Direction: LOWER (0.0 = perfect). Range: [0, 2]. Not a true metric -- normalization breaks metric space axioms.

Parameters:

Name Type Description Default
predictions Any

Predicted values.

required
targets Any

Ground truth values.

required

Returns:

Type Description
Any

SMAPE as a scalar value.

Raises:

Type Description
ValueError

If shapes do not match.

crps(predictions: Any, targets: Any) -> Any ¤

Continuous ranked probability score for ensemble forecasts.

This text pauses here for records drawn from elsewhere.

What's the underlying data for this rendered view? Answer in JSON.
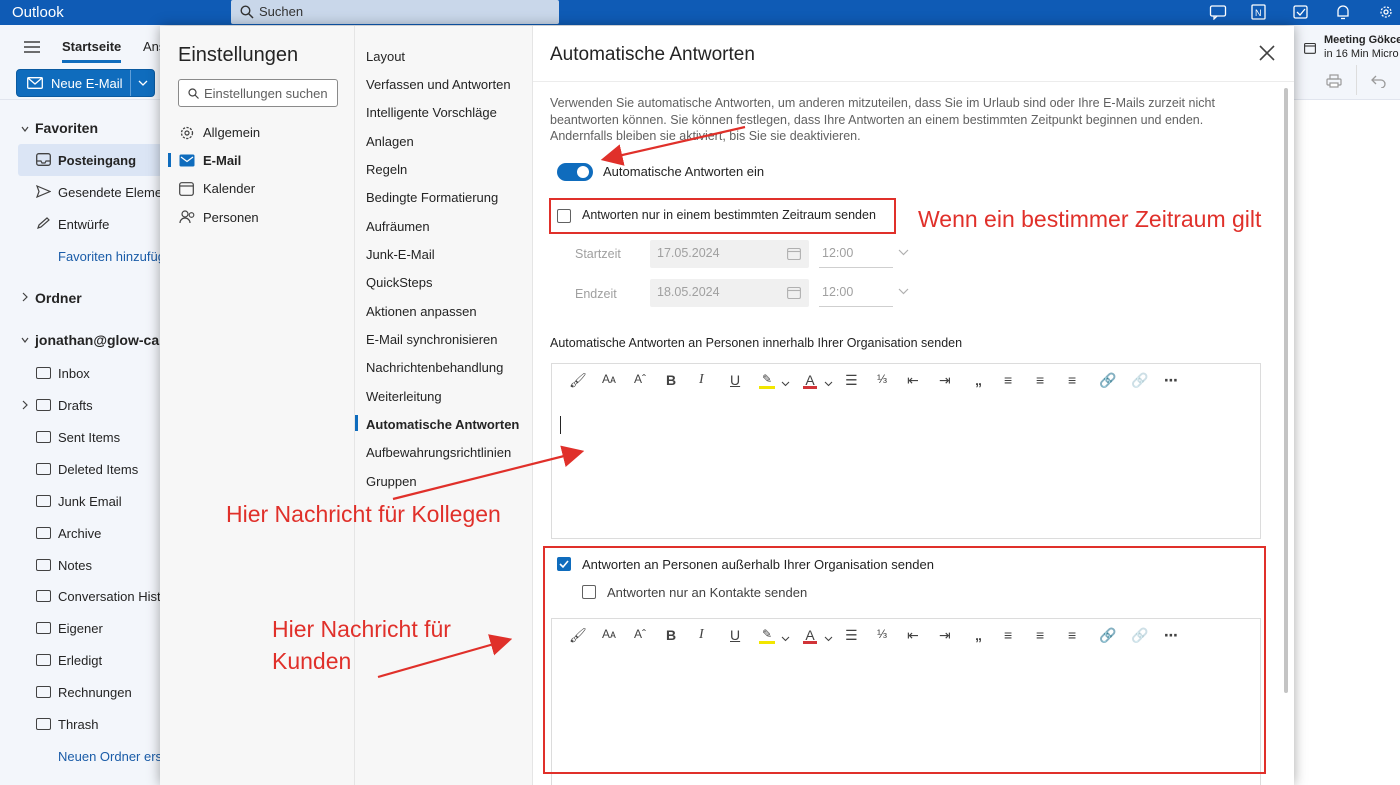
{
  "app": {
    "title": "Outlook",
    "search_placeholder": "Suchen"
  },
  "ribbon": {
    "tab_start": "Startseite",
    "tab_view": "Ans",
    "new_mail": "Neue E-Mail"
  },
  "meeting": {
    "line1": "Meeting Gökce",
    "line2": "in 16 Min Micro"
  },
  "sidebar": {
    "favorites": "Favoriten",
    "fav_items": [
      "Posteingang",
      "Gesendete Elemente",
      "Entwürfe"
    ],
    "fav_add": "Favoriten hinzufügen",
    "folders": "Ordner",
    "account": "jonathan@glow-ca",
    "account_items": [
      "Inbox",
      "Drafts",
      "Sent Items",
      "Deleted Items",
      "Junk Email",
      "Archive",
      "Notes",
      "Conversation History",
      "Eigener",
      "Erledigt",
      "Rechnungen",
      "Thrash"
    ],
    "new_folder": "Neuen Ordner erstellen"
  },
  "settings": {
    "title": "Einstellungen",
    "search_placeholder": "Einstellungen suchen",
    "categories": [
      "Allgemein",
      "E-Mail",
      "Kalender",
      "Personen"
    ],
    "subcategories": [
      "Layout",
      "Verfassen und Antworten",
      "Intelligente Vorschläge",
      "Anlagen",
      "Regeln",
      "Bedingte Formatierung",
      "Aufräumen",
      "Junk-E-Mail",
      "QuickSteps",
      "Aktionen anpassen",
      "E-Mail synchronisieren",
      "Nachrichtenbehandlung",
      "Weiterleitung",
      "Automatische Antworten",
      "Aufbewahrungsrichtlinien",
      "Gruppen"
    ]
  },
  "pane": {
    "title": "Automatische Antworten",
    "description": "Verwenden Sie automatische Antworten, um anderen mitzuteilen, dass Sie im Urlaub sind oder Ihre E-Mails zurzeit nicht beantworten können. Sie können festlegen, dass Ihre Antworten an einem bestimmten Zeitpunkt beginnen und enden. Andernfalls bleiben sie aktiviert, bis Sie sie deaktivieren.",
    "toggle_label": "Automatische Antworten ein",
    "toggle_on": true,
    "period_label": "Antworten nur in einem bestimmten Zeitraum senden",
    "start_label": "Startzeit",
    "start_date": "17.05.2024",
    "start_time": "12:00",
    "end_label": "Endzeit",
    "end_date": "18.05.2024",
    "end_time": "12:00",
    "internal_label": "Automatische Antworten an Personen innerhalb Ihrer Organisation senden",
    "external_label": "Antworten an Personen außerhalb Ihrer Organisation senden",
    "external_checked": true,
    "contacts_only_label": "Antworten nur an Kontakte senden"
  },
  "annotations": {
    "period": "Wenn ein bestimmer Zeitraum gilt",
    "colleagues": "Hier Nachricht für Kollegen",
    "customers_1": "Hier Nachricht für",
    "customers_2": "Kunden"
  },
  "colors": {
    "brand": "#0f5bb5",
    "accent": "#0f6cbd",
    "annotation": "#e0302a"
  }
}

Computes the empirical ensemble CRPS: mean(|X - y|) - 0.5 * mean(|X_i - X_j|) averaged over samples.

Note

Direction: LOWER (0.0 = perfect). Range: [0, inf). Proper scoring rule for probabilistic forecasts.

Parameters:

Name Type Description Default
predictions Any

Forecast ensemble with shape (n_samples, n_members).

required
targets Any

Observed targets with shape (n_samples,). A scalar target is accepted for a single forecast sample.

required

Returns:

Type Description
Any

Mean empirical CRPS as a scalar JAX array.

Raises:

Type Description
ValueError

If inputs do not have compatible ensemble forecast shapes.